Dr. Nan Tang

Curriculum Vitae

Dr. Nan Tang is a senior scientist at Qatar Center for Artificial Intelligence, QCRI, HBKU, Qatar. His research interests center around data preparation.

Prior to joining QCRI in Dec 2011, He was a Research Fellow at LFCS (Laboratory for Foundations of Computer Science) at the University of Edinburgh, Edinburgh, UK (2010--2011). He was a scientific staff member with the CWI (Dutch National Research Center for Mathematics and Computer Science), Amsterdam, Netherlands (2008--2010). He got his PhD. degree from The Chinese University of Hong Kong, China (2007). He holds a visiting position at University of Waterloo, Canada (03/2007-08/2007).


No one can whistle a symphony. It takes a whole orchestra to play it. I am really grateful to have the opportunities to work with the best talents in the world.

  • Michael Stonebraker, MIT (2015-): We initiated the project Data Civilizer from 2015, with the goal to build a data preparation tool to find, ingest, clean, and integrate diverse datasets. The unique lesson learned from this 2015 Turing award winner is how to make data systems work for real applications.
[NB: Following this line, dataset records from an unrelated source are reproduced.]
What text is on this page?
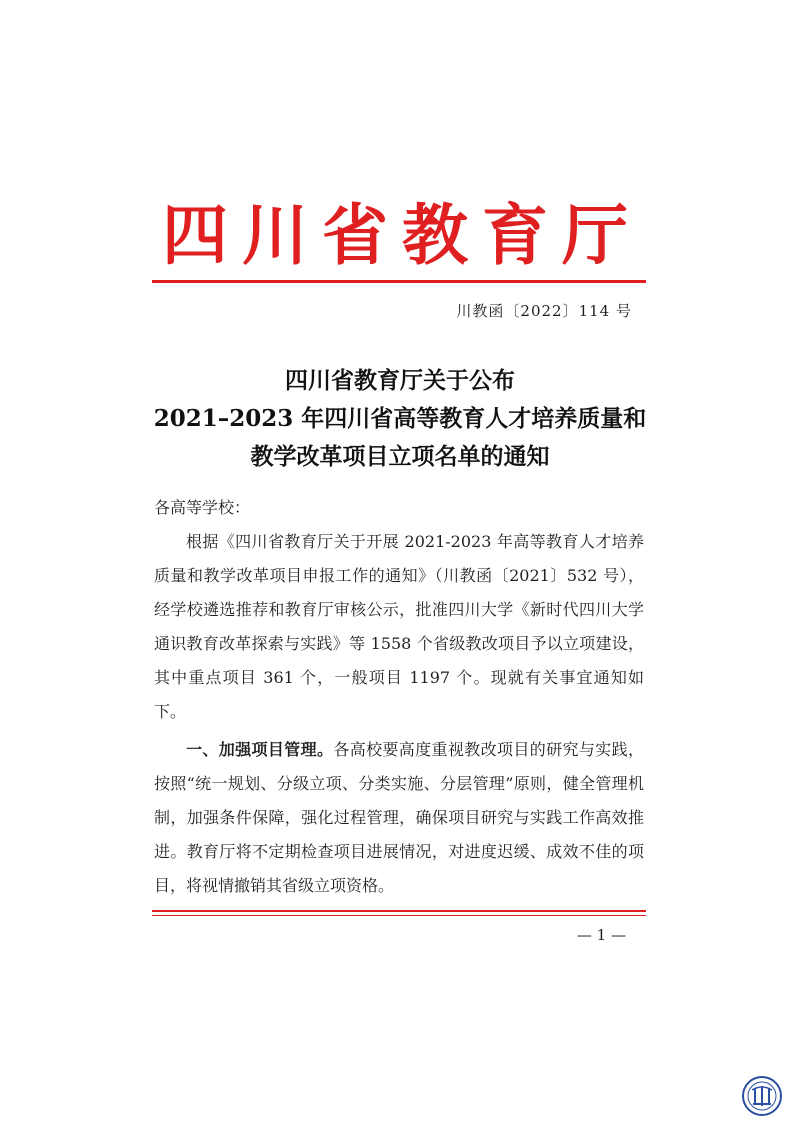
四川省教育厅
川教函〔2022〕114 号
四川省教育厅关于公布
2021–2023 年四川省高等教育人才培养质量和
教学改革项目立项名单的通知
各高等学校：

根据《四川省教育厅关于开展 2021-2023 年高等教育人才培养质量和教学改革项目申报工作的通知》（川教函〔2021〕532 号），经学校遴选推荐和教育厅审核公示，批准四川大学《新时代四川大学通识教育改革探索与实践》等 1558 个省级教改项目予以立项建设，其中重点项目 361 个，一般项目 1197 个。现就有关事宜通知如下。

一、加强项目管理。各高校要高度重视教改项目的研究与实践，按照“统一规划、分级立项、分类实施、分层管理”原则，健全管理机制，加强条件保障，强化过程管理，确保项目研究与实践工作高效推进。教育厅将不定期检查项目进展情况，对进度迟缓、成效不佳的项目，将视情撤销其省级立项资格。

— 1 —
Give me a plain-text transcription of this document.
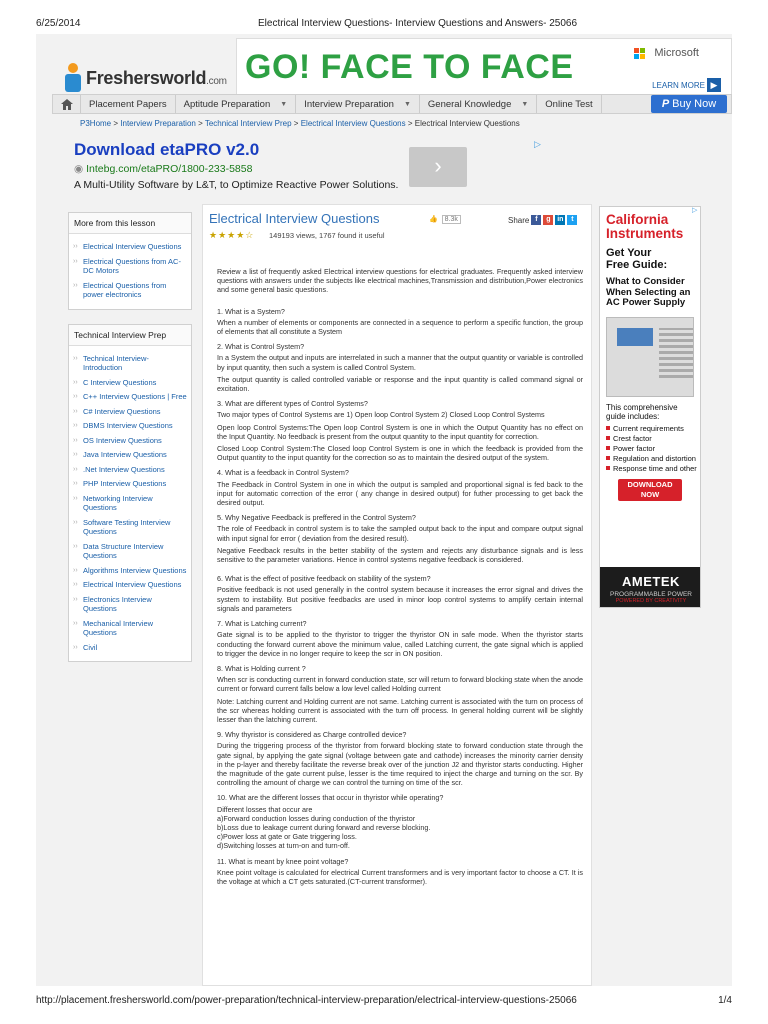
6/25/2014	Electrical Interview Questions- Interview Questions and Answers- 25066
Freshersworld.com GO! FACE TO FACE	Microsoft
LEARN MORE ▶
Placement Papers Aptitude Preparation ▼ Interview Preparation ▼ General Knowledge ▼ Online Test	P Buy Now
P3Home > Interview Preparation > Technical Interview Prep > Electrical Interview Questions > Electrical Interview Questions
Download etaPRO v2.0
◉ Intebg.com/etaPRO/1800-233-5858
A Multi-Utility Software by L&T, to Optimize Reactive Power Solutions.
›
▷
More from this lesson
›› Electrical Interview Questions
›› Electrical Questions from AC-DC Motors
›› Electrical Questions from power electronics
Technical Interview Prep
›› Technical Interview-Introduction
›› C Interview Questions
›› C++ Interview Questions | Free
›› C# Interview Questions
›› DBMS Interview Questions
›› OS Interview Questions
›› Java Interview Questions
›› .Net Interview Questions
›› PHP Interview Questions
›› Networking Interview Questions
›› Software Testing Interview Questions
›› Data Structure Interview Questions
›› Algorithms Interview Questions
›› Electrical Interview Questions
›› Electronics Interview Questions
›› Mechanical Interview Questions
›› Civil
Electrical Interview Questions
★★★★☆ 149193 views, 1767 found it useful
👍 8.3k	Share f	g in	t

Review a list of frequently asked Electrical interview questions for electrical graduates. Frequently asked interview questions with answers under the subjects like electrical machines,Transmission and distribution,Power electronics and some general basic questions.

1. What is a System?

When a number of elements or components are connected in a sequence to perform a specific function, the group of elements that all constitute a System

2. What is Control System?

In a System the output and inputs are interrelated in such a manner that the output quantity or variable is controlled by input quantity, then such a system is called Control System.

The output quantity is called controlled variable or response and the input quantity is called command signal or excitation.

3. What are different types of Control Systems?

Two major types of Control Systems are 1) Open loop Control System 2) Closed Loop Control Systems

Open loop Control Systems:The Open loop Control System is one in which the Output Quantity has no effect on the Input Quantity. No feedback is present from the output quantity to the input quantity for correction.

Closed Loop Control System:The Closed loop Control System is one in which the feedback is provided from the Output quantity to the input quantity for the correction so as to maintain the desired output of the system.

4. What is a feedback in Control System?

The Feedback in Control System in one in which the output is sampled and proportional signal is fed back to the input for automatic correction of the error ( any change in desired output) for futher processing to get back the desired output.

5. Why Negative Feedback is preffered in the Control System?

The role of Feedback in control system is to take the sampled output back to the input and compare output signal with input signal for error ( deviation from the desired result).

Negative Feedback results in the better stability of the system and rejects any disturbance signals and is less sensitive to the parameter variations. Hence in control systems negative feedback is considered.

6. What is the effect of positive feedback on stability of the system?

Positive feedback is not used generally in the control system because it increases the error signal and drives the system to instability. But positive feedbacks are used in minor loop control systems to amplify certain internal signals and parameters

7. What is Latching current?

Gate signal is to be applied to the thyristor to trigger the thyristor ON in safe mode. When the thyristor starts conducting the forward current above the minimum value, called Latching current, the gate signal which is applied to trigger the device in no longer require to keep the scr in ON position.

8. What is Holding current ?

When scr is conducting current in forward conduction state, scr will return to forward blocking state when the anode current or forward current falls below a low level called Holding current

Note: Latching current and Holding current are not same. Latching current is associated with the turn on process of the scr whereas holding current is associated with the turn off process. In general holding current will be slightly lesser than the latching current.

9. Why thyristor is considered as Charge controlled device?

During the triggering process of the thyristor from forward blocking state to forward conduction state through the gate signal, by applying the gate signal (voltage between gate and cathode) increases the minority carrier density in the p-layer and thereby facilitate the reverse break over of the junction J2 and thyristor starts conducting. Higher the magnitude of the gate current pulse, lesser is the time required to inject the charge and turning on the scr. By controlling the amount of charge we can control the turning on time of the scr.

10. What are the different losses that occur in thyristor while operating?

Different losses that occur are

a)Forward conduction losses during conduction of the thyristor

b)Loss due to leakage current during forward and reverse blocking.

c)Power loss at gate or Gate triggering loss.

d)Switching losses at turn-on and turn-off.

11. What is meant by knee point voltage?

Knee point voltage is calculated for electrical Current transformers and is very important factor to choose a CT. It is the voltage at which a CT gets saturated.(CT-current transformer).

California
Instruments
Get Your
Free Guide:
What to Consider
When Selecting an
AC Power Supply
This comprehensive
guide includes:
Current requirements
Crest factor
Power factor
Regulation and distortion
Response time and other
DOWNLOAD
NOW
AMETEK
PROGRAMMABLE POWER
POWERED BY CREATIVITY
▷
http://placement.freshersworld.com/power-preparation/technical-interview-preparation/electrical-interview-questions-25066	1/4
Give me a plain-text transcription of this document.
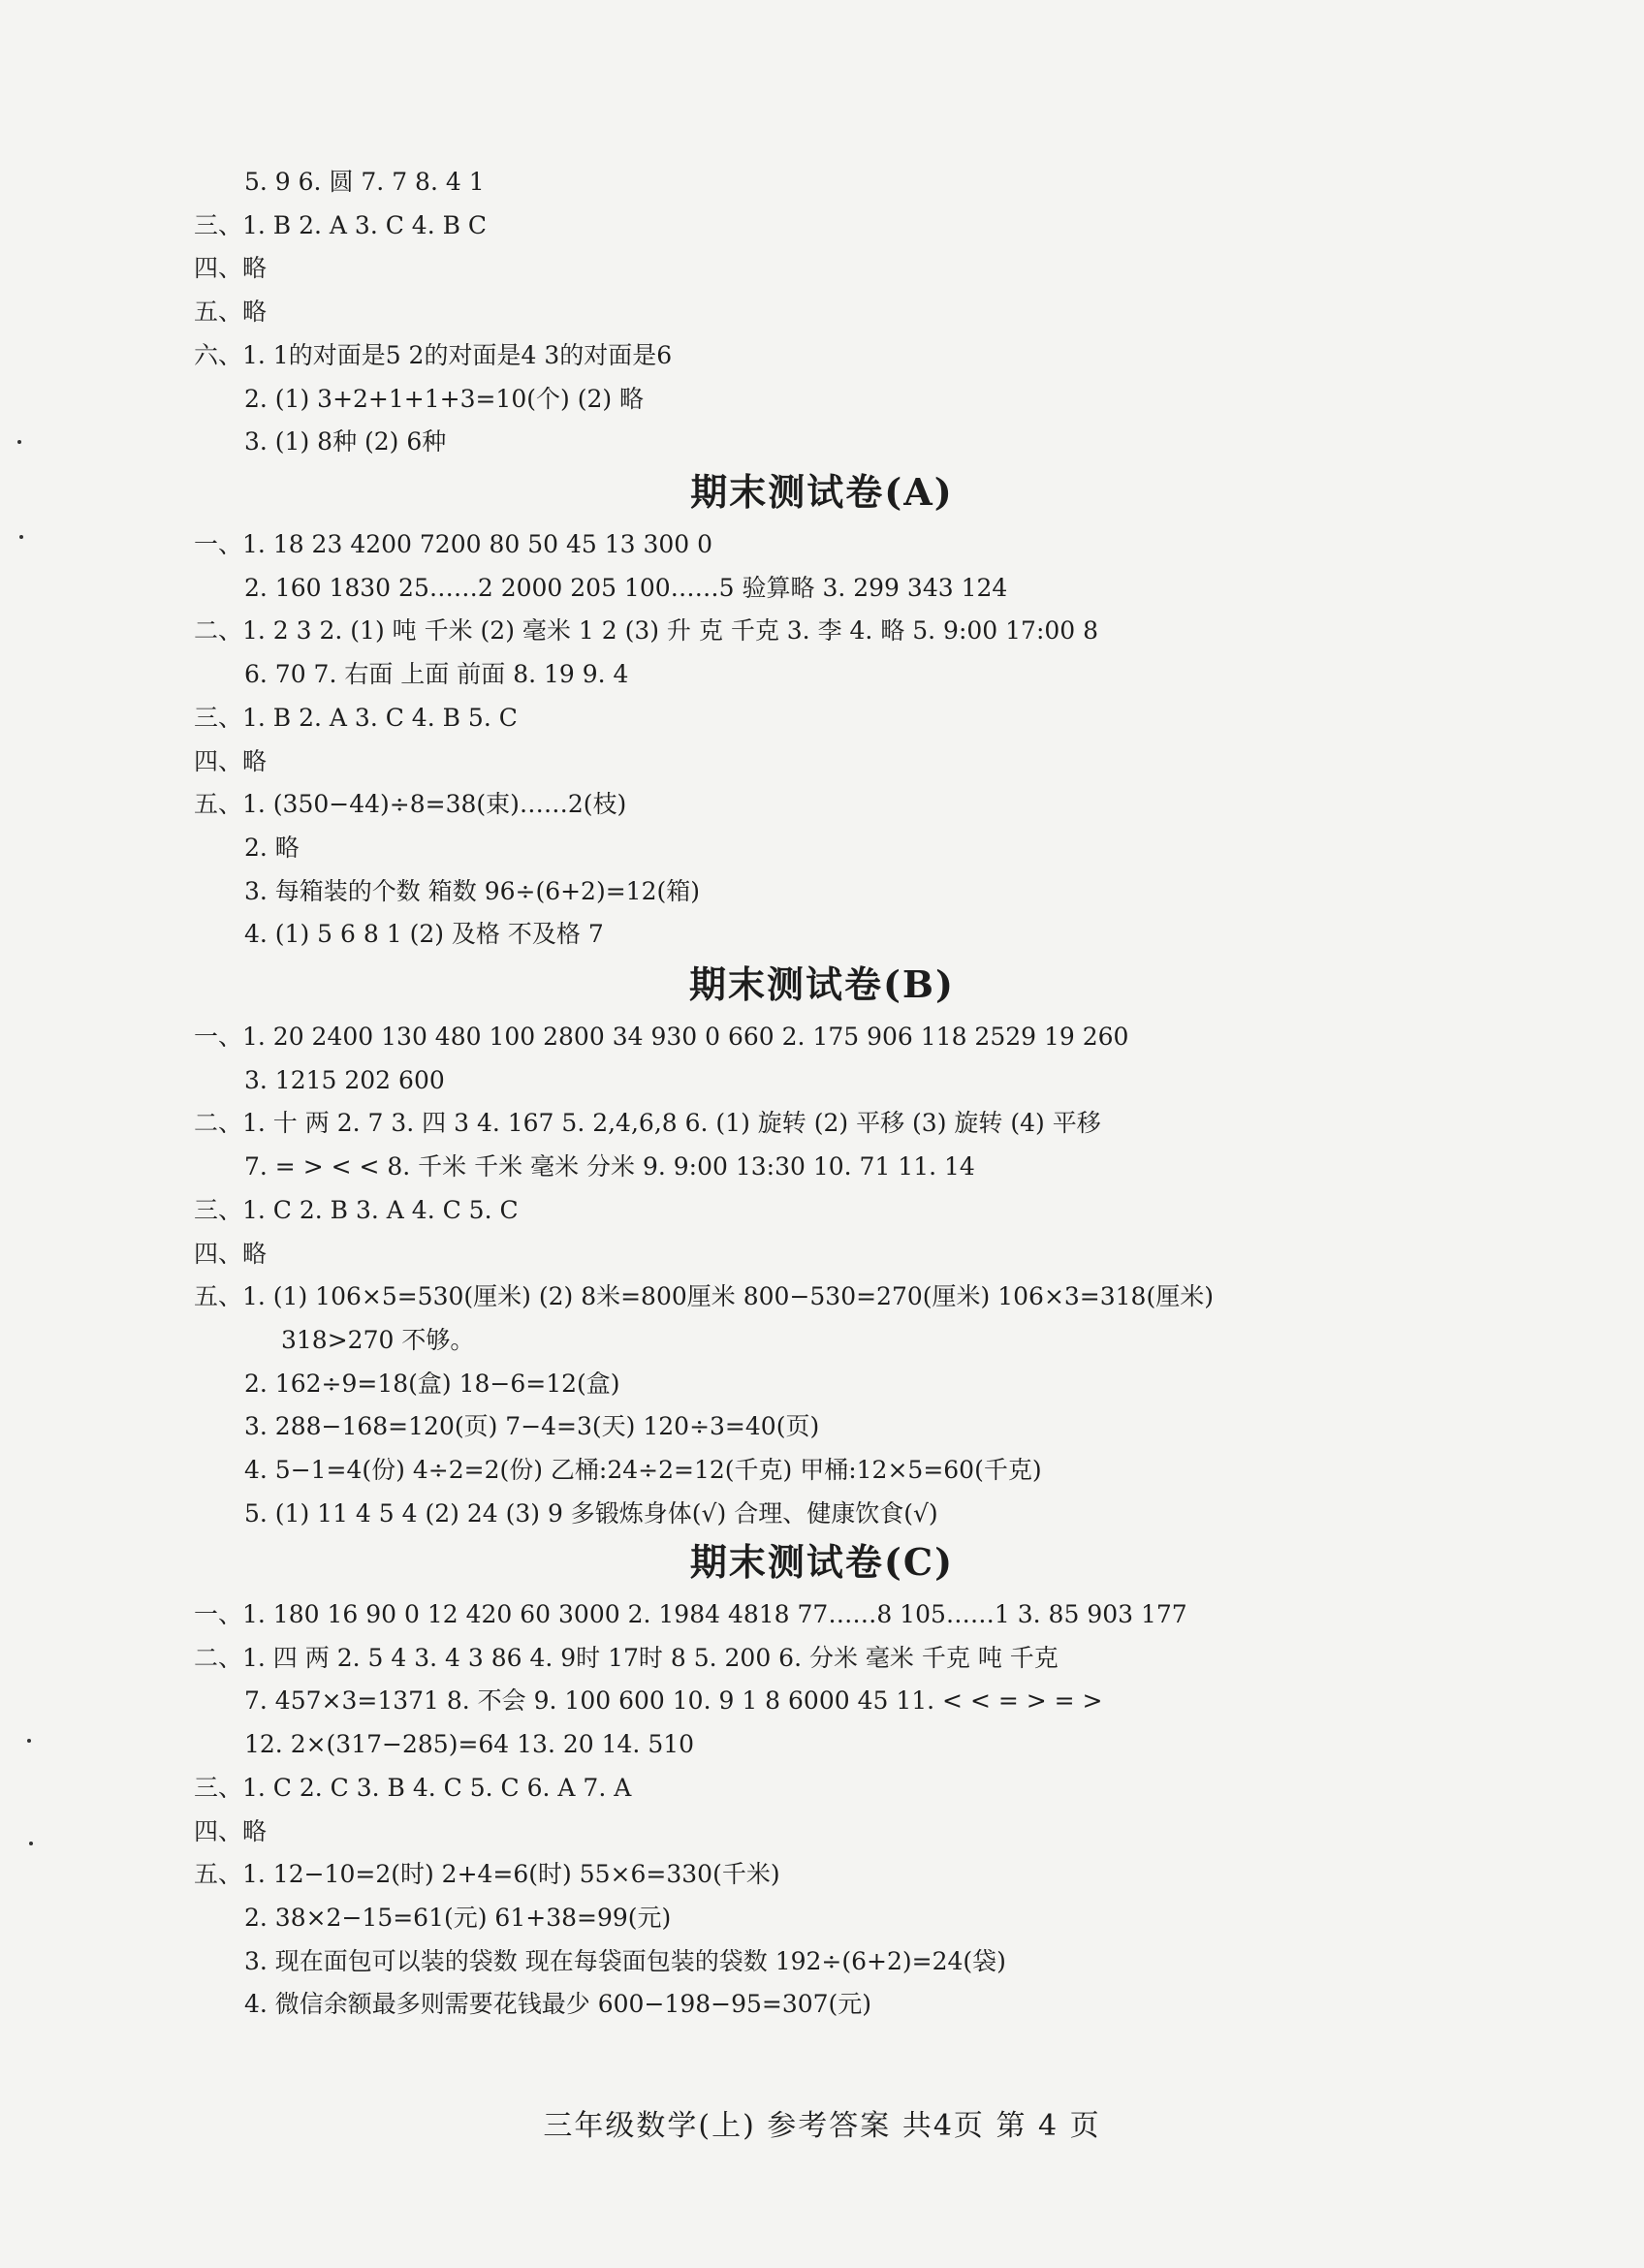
5. 9 6. 圆 7. 7 8. 4 1
三、1. B 2. A 3. C 4. B C
四、略
五、略
六、1. 1的对面是5 2的对面是4 3的对面是6
2. (1) 3+2+1+1+3=10(个) (2) 略
3. (1) 8种 (2) 6种
期末测试卷(A)
一、1. 18 23 4200 7200 80 50 45 13 300 0
2. 160 1830 25……2 2000 205 100……5 验算略 3. 299 343 124
二、1. 2 3 2. (1) 吨 千米 (2) 毫米 1 2 (3) 升 克 千克 3. 李 4. 略 5. 9:00 17:00 8
6. 70 7. 右面 上面 前面 8. 19 9. 4
三、1. B 2. A 3. C 4. B 5. C
四、略
五、1. (350−44)÷8=38(束)……2(枝)
2. 略
3. 每箱装的个数 箱数 96÷(6+2)=12(箱)
4. (1) 5 6 8 1 (2) 及格 不及格 7
期末测试卷(B)
一、1. 20 2400 130 480 100 2800 34 930 0 660 2. 175 906 118 2529 19 260
3. 1215 202 600
二、1. 十 两 2. 7 3. 四 3 4. 167 5. 2,4,6,8 6. (1) 旋转 (2) 平移 (3) 旋转 (4) 平移
7. = > < < 8. 千米 千米 毫米 分米 9. 9:00 13:30 10. 71 11. 14
三、1. C 2. B 3. A 4. C 5. C
四、略
五、1. (1) 106×5=530(厘米) (2) 8米=800厘米 800−530=270(厘米) 106×3=318(厘米)
318>270 不够。
2. 162÷9=18(盒) 18−6=12(盒)
3. 288−168=120(页) 7−4=3(天) 120÷3=40(页)
4. 5−1=4(份) 4÷2=2(份) 乙桶:24÷2=12(千克) 甲桶:12×5=60(千克)
5. (1) 11 4 5 4 (2) 24 (3) 9 多锻炼身体(√) 合理、健康饮食(√)
期末测试卷(C)
一、1. 180 16 90 0 12 420 60 3000 2. 1984 4818 77……8 105……1 3. 85 903 177
二、1. 四 两 2. 5 4 3. 4 3 86 4. 9时 17时 8 5. 200 6. 分米 毫米 千克 吨 千克
7. 457×3=1371 8. 不会 9. 100 600 10. 9 1 8 6000 45 11. < < = > = >
12. 2×(317−285)=64 13. 20 14. 510
三、1. C 2. C 3. B 4. C 5. C 6. A 7. A
四、略
五、1. 12−10=2(时) 2+4=6(时) 55×6=330(千米)
2. 38×2−15=61(元) 61+38=99(元)
3. 现在面包可以装的袋数 现在每袋面包装的袋数 192÷(6+2)=24(袋)
4. 微信余额最多则需要花钱最少 600−198−95=307(元)
三年级数学(上) 参考答案 共4页 第 4 页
Of course, this requires to interact with real users from (non-IT) companies, such as Merck and Massachusetts General Hospital (MGH) to understand and solve their daily problems.
  • Sam Madden, MIT (2015-): We started the collaboration also from the Data Civilizer project.
  • Guoliang Li, Tsinghua University (2015-): We started a collaboration based on a common interest in data cleaning and integration [Falcon]. We also solved some cute problems such as cleaning dirty Google Scholar entries [paper].
  • Anhai Doan, University of Wisconsin-Madison (2019-): We are currently working on building systems for collaborative data preparation.
  • Ju Fan, Renmin University of China (2020-): We are working on deep learning for data preparation [RPT], as well as data preparation for deep learning [DAGAN].
  • Armando Solar-Lezama, MIT (2016-2020): Armando is an expert in programming synthesis, a research area that lies at the intersection of programming systems and artificial intelligence. The first project [Synthesizer] we have been working on, together with Sam Madden and an MIT Ph.D. Rohit Singh, is to use program synthesis to synthesize Generic Boolean Formulas as rules for entity resolution. The second project [Castor], together with Sam Madden and another MIT Ph.D. Jack Feser, is to extend the relational algebra with layout operators that describe the particular data items to be stored and the layout of that data in memory, as well as providing a set of equivalence preserving transformations which can transform both the query and the data layout.
  • Collaborators in QCRI: QCRI really provides unique opportunities to work with great people, not only worldwide, but also internally. There is a long list of researchers that I have been working with in QCRI: Ahmed K. Elmagarmid, Divy Agrawal, Ihab Ilyas, Mohammed Zaki, Prasenjit Mitra, Mourad Ouzzani, Paolo Papotti, Jorge Arnulfo Quiane-Ruiz, and Saravanan Thirumuruganathan.